Cancer Free and Pissed About It
Usually on weekends I try to write something that isn't health related. I even had a couple of pieces ready to go. And then came Friday.
Now when a doctor tells you that you're fine, you should be really happy. Believe me, I am. It's the process that pisses me off.
Two weeks ago when I first met my Pulmonary Doctor, it took him less than five minutes to say the magic words Lung Cancer. Ten minutes later his partner did the same thing.
I have a big problem with anyone tossing out words like that so early in the process. If the goal is to scare the shit out of you, then it certainly worked.
For the last two weeks, I've been running around like a chicken with his head cut off (whatever the fuck that means).
I had to set up tests that I really didn't need. It included the fifth x-ray of my lung in the last year and a half. A radiology department knowing you by sight is not a good thing.
The worst part is informing the people close to you that you may have Cancer. The phone calls and emails wear you out. Then you have to do it again when you get the results. It's emotionally draining. I had to double my doses of Valium...ok, that wasn't so bad.

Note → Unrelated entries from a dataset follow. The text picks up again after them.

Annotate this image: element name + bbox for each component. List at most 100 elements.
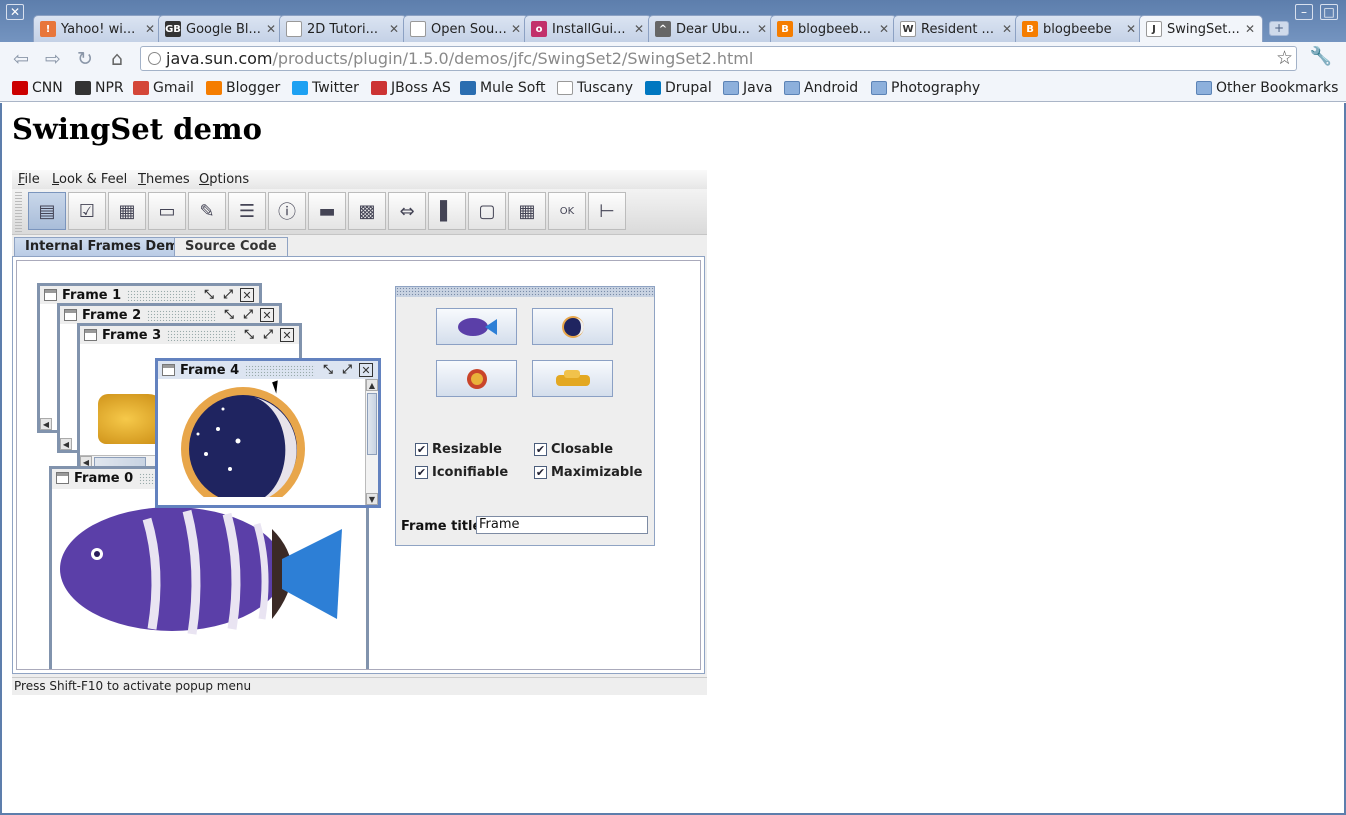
- tab-close-icon[interactable]: ✕: [755, 22, 769, 36]
- toolbar-button-option-pane[interactable]: ⓘ: [268, 192, 306, 230]
- frame-1-titlebar[interactable]: Frame 1 ⤡ ⤢ ✕: [40, 286, 259, 304]
- toolbar-button-tabbed-pane[interactable]: ▢: [468, 192, 506, 230]
- close-icon[interactable]: ✕: [280, 328, 294, 342]
- bookmark-item[interactable]: CNN: [12, 78, 63, 98]
- browser-tab[interactable]: J SwingSet... ✕: [1139, 15, 1263, 42]
- checkbox-iconifiable[interactable]: ✔ Iconifiable: [415, 465, 508, 480]
- toolbar-button-progress-bar[interactable]: ▬: [308, 192, 346, 230]
- menu-themes[interactable]: Themes: [138, 172, 190, 187]
- frame-3-titlebar[interactable]: Frame 3 ⤡ ⤢ ✕: [80, 326, 299, 344]
- toolbar-button-internal-frames[interactable]: ▤: [28, 192, 66, 230]
- iconify-icon[interactable]: ⤡: [222, 308, 236, 322]
- new-fish-frame-button[interactable]: [436, 308, 517, 345]
- toolbar-button-scroll-pane[interactable]: ▩: [348, 192, 386, 230]
- browser-tab[interactable]: GB Google Bl... ✕: [158, 15, 284, 42]
- tab-close-icon[interactable]: ✕: [1000, 22, 1014, 36]
- toolbar-button-buttons[interactable]: ☑: [68, 192, 106, 230]
- tab-close-icon[interactable]: ✕: [143, 22, 157, 36]
- browser-tab[interactable]: o InstallGui... ✕: [524, 15, 652, 42]
- scroll-left-icon[interactable]: ◀: [40, 418, 52, 430]
- browser-tab[interactable]: Open Sou... ✕: [403, 15, 529, 42]
- new-tab-button[interactable]: +: [1269, 21, 1289, 36]
- bookmark-item[interactable]: Blogger: [206, 78, 280, 98]
- scroll-down-icon[interactable]: ▼: [366, 493, 378, 505]
- toolbar-button-slider[interactable]: ⇔: [388, 192, 426, 230]
- frame-4-vscroll[interactable]: ▲ ▼: [365, 379, 378, 505]
- close-icon[interactable]: ✕: [260, 308, 274, 322]
- window-close-icon[interactable]: ✕: [6, 4, 24, 20]
- iconify-icon[interactable]: ⤡: [321, 363, 335, 377]
- wrench-icon[interactable]: 🔧: [1309, 45, 1333, 69]
- checkbox-box[interactable]: ✔: [415, 466, 428, 479]
- bookmark-item[interactable]: Photography: [871, 78, 980, 98]
- bookmark-star-icon[interactable]: ☆: [1276, 47, 1293, 70]
- frame-title-input[interactable]: Frame: [476, 516, 648, 534]
- checkbox-closable[interactable]: ✔ Closable: [534, 442, 613, 457]
- back-icon[interactable]: ⇦: [10, 48, 32, 70]
- tab-close-icon[interactable]: ✕: [264, 22, 278, 36]
- toolbar-button-split-pane[interactable]: ▌: [428, 192, 466, 230]
- maximize-icon[interactable]: ⤢: [241, 308, 255, 322]
- close-icon[interactable]: ✕: [359, 363, 373, 377]
- browser-tab[interactable]: 2D Tutori... ✕: [279, 15, 407, 42]
- bookmark-item[interactable]: NPR: [75, 78, 124, 98]
- menu-options[interactable]: Options: [199, 172, 249, 187]
- toolbar-button-color-chooser[interactable]: ▦: [108, 192, 146, 230]
- address-bar[interactable]: java.sun.com/products/plugin/1.5.0/demos…: [140, 46, 1297, 71]
- toolbar-button-table[interactable]: ▦: [508, 192, 546, 230]
- tab-close-icon[interactable]: ✕: [1243, 22, 1257, 36]
- window-maximize-icon[interactable]: □: [1320, 4, 1338, 20]
- new-sun-frame-button[interactable]: [436, 360, 517, 397]
- reload-icon[interactable]: ↻: [74, 48, 96, 70]
- scroll-up-icon[interactable]: ▲: [366, 379, 378, 391]
- new-car-frame-button[interactable]: [532, 360, 613, 397]
- browser-tab[interactable]: W Resident ... ✕: [893, 15, 1020, 42]
- close-icon[interactable]: ✕: [240, 288, 254, 302]
- new-moon-frame-button[interactable]: [532, 308, 613, 345]
- bookmark-item[interactable]: Android: [784, 78, 858, 98]
- bookmark-item[interactable]: Tuscany: [557, 78, 633, 98]
- iconify-icon[interactable]: ⤡: [242, 328, 256, 342]
- tab-internal-frames-demo[interactable]: Internal Frames Demo: [14, 237, 199, 257]
- checkbox-box[interactable]: ✔: [534, 466, 547, 479]
- toolbar-button-tree[interactable]: ⊢: [588, 192, 626, 230]
- other-bookmarks[interactable]: Other Bookmarks: [1196, 78, 1338, 98]
- bookmark-item[interactable]: Java: [723, 78, 773, 98]
- bookmark-item[interactable]: Mule Soft: [460, 78, 546, 98]
- browser-tab[interactable]: Bblogbeeb... ✕: [770, 15, 897, 42]
- frame-4-titlebar[interactable]: Frame 4 ⤡ ⤢ ✕: [158, 361, 378, 379]
- tab-close-icon[interactable]: ✕: [387, 22, 401, 36]
- tab-source-code[interactable]: Source Code: [174, 237, 288, 257]
- checkbox-box[interactable]: ✔: [534, 443, 547, 456]
- tab-close-icon[interactable]: ✕: [509, 22, 523, 36]
- tab-close-icon[interactable]: ✕: [632, 22, 646, 36]
- iconify-icon[interactable]: ⤡: [202, 288, 216, 302]
- bookmark-item[interactable]: Twitter: [292, 78, 359, 98]
- browser-tab[interactable]: ! Yahoo! wi... ✕: [33, 15, 163, 42]
- bookmark-item[interactable]: Drupal: [645, 78, 712, 98]
- frame-2-titlebar[interactable]: Frame 2 ⤡ ⤢ ✕: [60, 306, 279, 324]
- tab-close-icon[interactable]: ✕: [877, 22, 891, 36]
- vscroll-thumb[interactable]: [367, 393, 377, 455]
- checkbox-box[interactable]: ✔: [415, 443, 428, 456]
- maximize-icon[interactable]: ⤢: [221, 288, 235, 302]
- forward-icon[interactable]: ⇨: [42, 48, 64, 70]
- toolbar-button-combobox[interactable]: ▭: [148, 192, 186, 230]
- bookmark-item[interactable]: Gmail: [133, 78, 194, 98]
- toolbar-button-tooltip[interactable]: OK: [548, 192, 586, 230]
- menu-look-feel[interactable]: Look & Feel: [52, 172, 127, 187]
- browser-tab[interactable]: ^ Dear Ubu... ✕: [648, 15, 775, 42]
- toolbar-grip[interactable]: [15, 192, 22, 232]
- checkbox-resizable[interactable]: ✔ Resizable: [415, 442, 502, 457]
- maximize-icon[interactable]: ⤢: [340, 363, 354, 377]
- checkbox-maximizable[interactable]: ✔ Maximizable: [534, 465, 642, 480]
- scroll-left-icon[interactable]: ◀: [60, 438, 72, 450]
- maximize-icon[interactable]: ⤢: [261, 328, 275, 342]
- toolbar-button-file-chooser[interactable]: ☰: [228, 192, 266, 230]
- browser-tab[interactable]: Bblogbeebe ✕: [1015, 15, 1144, 42]
- menu-file[interactable]: File: [18, 172, 40, 187]
- toolbar-button-editor-pane[interactable]: ✎: [188, 192, 226, 230]
- bookmark-item[interactable]: JBoss AS: [371, 78, 451, 98]
- tab-close-icon[interactable]: ✕: [1124, 22, 1138, 36]
- window-minimize-icon[interactable]: –: [1295, 4, 1313, 20]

I still don't get why they have to bring up Cancer so early. They could have waited to see the test results. If they came back positive, then let the Cancer talk begin. A first visit with talk about about surgery, chemo and radiation seems way out of line.
Maybe I'm wrong but it feels like a cover your ass strategy at the expense of the patient. It certainly rubbed me the wrong way.
Now for the important stuff. I realize how lucky I am that everything came back negative. I know plenty of people who haven't been as lucky. I know my last two weeks have been nothing compared to their battles and losses. And if the title offends anyone, I'm sorry about that, too.
Thank you to anyone who said a prayer, wished me well, gave me a needed hug or just listened. I appreciate it more than you know.
I actually have one more meeting with this doctor. It's on December 20th. I think I'll bring him this piece as a Christmas present.